I think that creating an ActiveRecord model for the join table is the right way to approach the problem. A normal has_and_belongs_to_many relationship assumes a join between two specified tables, whereas in your case it sounds like you want to join between tasks and any one of stores, softwares, offices, or vehicles (by the way, is there a reason not to use STI here? It seems like it would help reduce complexity by limiting the number of tables you have). So in your case, the join table would also need to know the name of the Target subclass involved. Something like
create_table :targets_tasks do |t|
t.integer :target_id
t.string :target_type
t.integer :task_id
end
Then, in your Task class, your Target subclasses, and the TargetsTask class, you could set up has_many associations using the :through keyword as documented on the ActiveRecord::Associations::ClassMethods rdoc pages.
But still, that only gets you part of the way, because :through won't know to use the target_type field as the Target subclass name. For that, you might be able to write some custom select/finder SQL fragments, also documented in ActiveRecord::Associations::ClassMethods.
Hopefully this gets you moving in the right direction. If you find a complete solution, I'd love to see it!

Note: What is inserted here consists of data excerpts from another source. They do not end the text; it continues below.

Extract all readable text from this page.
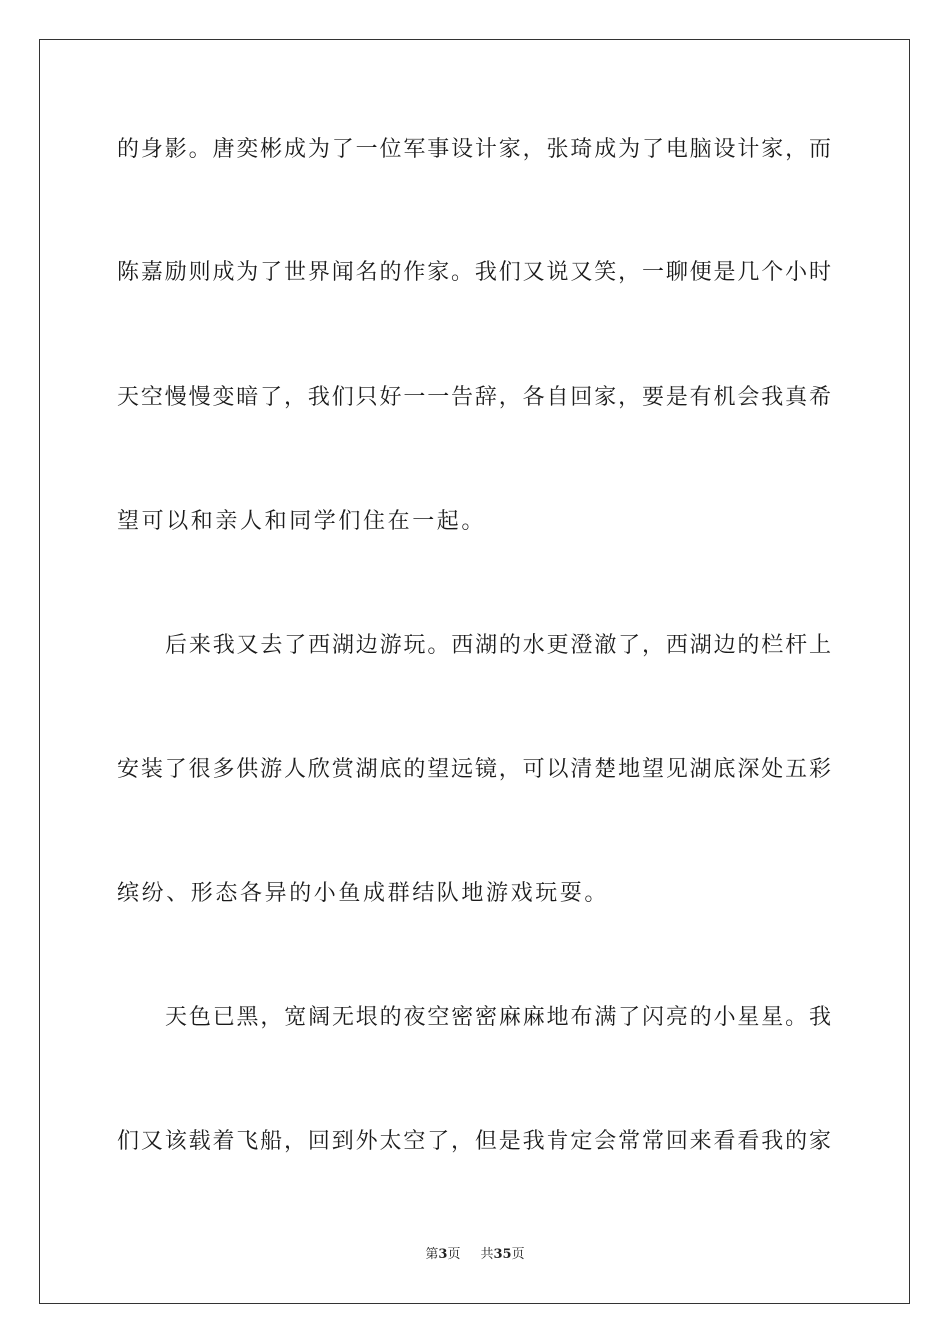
的身影。唐奕彬成为了一位军事设计家，张琦成为了电脑设计家，而
陈嘉励则成为了世界闻名的作家。我们又说又笑，一聊便是几个小时
天空慢慢变暗了，我们只好一一告辞，各自回家，要是有机会我真希
望可以和亲人和同学们住在一起。
后来我又去了西湖边游玩。西湖的水更澄澈了，西湖边的栏杆上
安装了很多供游人欣赏湖底的望远镜，可以清楚地望见湖底深处五彩
缤纷、形态各异的小鱼成群结队地游戏玩耍。
天色已黑，宽阔无垠的夜空密密麻麻地布满了闪亮的小星星。我
们又该载着飞船，回到外太空了，但是我肯定会常常回来看看我的家
第3页 共35页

I agree with the others I would go for a solution that uses a mixture of STI and delegation would be much easier to implement.
At the heart of your problem is where to store a record of all the subclasses of Target. ActiveRecord chooses the database via the STI model.
You could store them in a class variable in the Target and use the inherited callback to add new ones to it. Then you can dynamically generate the code you'll need from the contents of that array and leverage method_missing.
Have you pursued that brute force approach:
class Task
has_many :stores
has_many :softwares
has_many :offices
has_many :vehicles
def targets
stores + softwares + offices + vehicles
end
...
It may not be that elegant, but to be honest it's not that verbose, and there is nothing inherently inefficient about the code.